Library to query HTML with XPath in Java?

2019-01-15 04:49发布

问题:

Can anyone recommend me a java library to allow me XPath Queries over URLs? I've tried JAXP without success.

Thank you.

回答1:

jsoup, Java HTML Parser Very similar to jQuery syntax way.



回答2:

There are several different approaches to this documented on the Web:

Using HtmlCleaner

  • HtmlCleaner / Java DOM parser - Using XPath Contains against HTML in Java (This is the way I recommend)
  • HtmlCleaner itself has a built in utility supporting XPath - See the javadocs http://htmlcleaner.sourceforge.net/doc/org/htmlcleaner/XPather.html or this example http://thinkandroid.wordpress.com/2010/01/05/using-xpath-and-html-cleaner-to-parse-html-xml/

Using Jericho

  • Jericho and Jaxen http://sujitpal.blogspot.com/2009/04/xpath-over-html-using-jericho-and-jaxen.html

I have tried a few different variations of these approaches, i.e.

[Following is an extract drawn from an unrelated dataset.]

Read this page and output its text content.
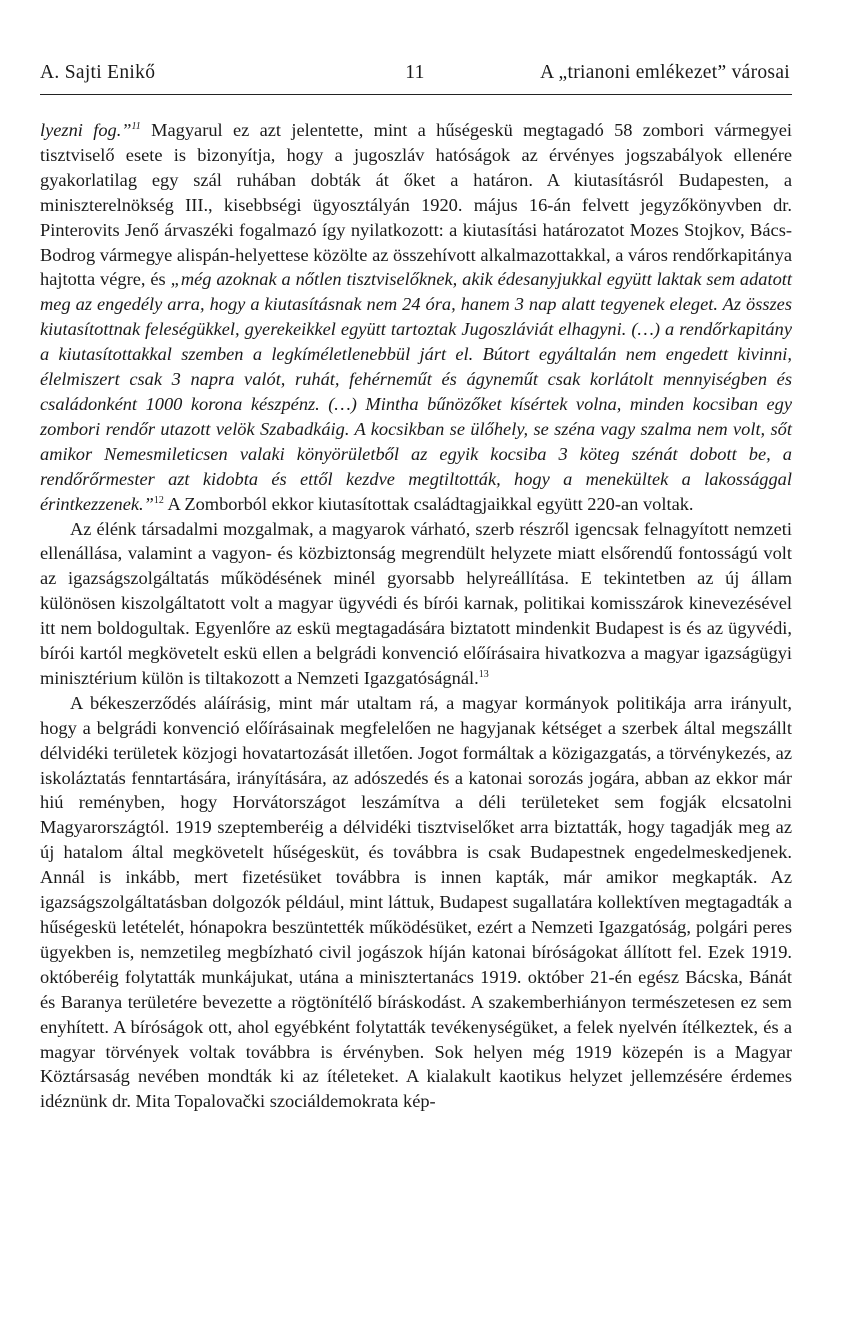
A. Sajti Enikő	11	A „trianoni emlékezet” városai

lyezni fog.”$^{11}$ Magyarul ez azt jelentette, mint a hűségeskü megtagadó 58 zombori vármegyei tisztviselő esete is bizonyítja, hogy a jugoszláv hatóságok az érvényes jogszabályok ellenére gyakorlatilag egy szál ruhában dobták át őket a határon. A kiutasításról Budapesten, a miniszterelnökség III., kisebbségi ügyosztályán 1920. május 16-án felvett jegyzőkönyvben dr. Pinterovits Jenő árvaszéki fogalmazó így nyilatkozott: a kiutasítási határozatot Mozes Stojkov, Bács-Bodrog vármegye alispán-helyettese közölte az összehívott alkalmazottakkal, a város rendőrkapitánya hajtotta végre, és „még azoknak a nőtlen tisztviselőknek, akik édesanyjukkal együtt laktak sem adatott meg az engedély arra, hogy a kiutasításnak nem 24 óra, hanem 3 nap alatt tegyenek eleget. Az összes kiutasítottnak feleségükkel, gyerekeikkel együtt tartoztak Jugoszláviát elhagyni. (…) a rendőrkapitány a kiutasítottakkal szemben a legkíméletlenebbül járt el. Bútort egyáltalán nem engedett kivinni, élelmiszert csak 3 napra valót, ruhát, fehérneműt és ágyneműt csak korlátolt mennyiségben és családonként 1000 korona készpénz. (…) Mintha bűnözőket kísértek volna, minden kocsiban egy zombori rendőr utazott velök Szabadkáig. A kocsikban se ülőhely, se széna vagy szalma nem volt, sőt amikor Nemesmileticsen valaki könyörületből az egyik kocsiba 3 köteg szénát dobott be, a rendőrőrmester azt kidobta és ettől kezdve megtiltották, hogy a menekültek a lakossággal érintkezzenek.”$^{12}$ A Zomborból ekkor kiutasítottak családtagjaikkal együtt 220-an voltak.

Az élénk társadalmi mozgalmak, a magyarok várható, szerb részről igencsak felnagyított nemzeti ellenállása, valamint a vagyon- és közbiztonság megrendült helyzete miatt elsőrendű fontosságú volt az igazságszolgáltatás működésének minél gyorsabb helyreállítása. E tekintetben az új állam különösen kiszolgáltatott volt a magyar ügyvédi és bírói karnak, politikai komisszárok kinevezésével itt nem boldogultak. Egyenlőre az eskü megtagadására biztatott mindenkit Budapest is és az ügyvédi, bírói kartól megkövetelt eskü ellen a belgrádi konvenció előírásaira hivatkozva a magyar igazságügyi minisztérium külön is tiltakozott a Nemzeti Igazgatóságnál.$^{13}$

A békeszerződés aláírásig, mint már utaltam rá, a magyar kormányok politikája arra irányult, hogy a belgrádi konvenció előírásainak megfelelően ne hagyjanak kétséget a szerbek által megszállt délvidéki területek közjogi hovatartozását illetően. Jogot formáltak a közigazgatás, a törvénykezés, az iskoláztatás fenntartására, irányítására, az adószedés és a katonai sorozás jogára, abban az ekkor már hiú reményben, hogy Horvátországot leszámítva a déli területeket sem fogják elcsatolni Magyarországtól. 1919 szeptemberéig a délvidéki tisztviselőket arra biztatták, hogy tagadják meg az új hatalom által megkövetelt hűségesküt, és továbbra is csak Budapestnek engedelmeskedjenek. Annál is inkább, mert fizetésüket továbbra is innen kapták, már amikor megkapták. Az igazságszolgáltatásban dolgozók például, mint láttuk, Budapest sugallatára kollektíven megtagadták a hűségeskü letételét, hónapokra beszüntették működésüket, ezért a Nemzeti Igazgatóság, polgári peres ügyekben is, nemzetileg megbízható civil jogászok híján katonai bíróságokat állított fel. Ezek 1919. októberéig folytatták munkájukat, utána a minisztertanács 1919. október 21-én egész Bácska, Bánát és Baranya területére bevezette a rögtönítélő bíráskodást. A szakemberhiányon természetesen ez sem enyhített. A bíróságok ott, ahol egyébként folytatták tevékenységüket, a felek nyelvén ítélkeztek, és a magyar törvények voltak továbbra is érvényben. Sok helyen még 1919 közepén is a Magyar Köztársaság nevében mondták ki az ítéleteket. A kialakult kaotikus helyzet jellemzésére érdemes idéznünk dr. Mita Topalovački szociáldemokrata kép-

HtmlParser plus the Java DOM parser, and JSoup plus Jaxen, but the combination that worked best is HtmlCleaner plus the Java DOM parser. The next best combination was Jericho plus Jaxen.



回答3:

You could use TagSoup together with Saxon. That way you simply replace any XML SAX parser used with TagSoup and the XPath 2.0 or XSLT 2.0 or XQuery 1.0 implementation works as usual.



回答4:

I've used JTidy to make HTML into a proper DOM, then used plain XPath to query the DOM.

If you want to do cross-document/cross-URL queries, better use JTidy with XQuery.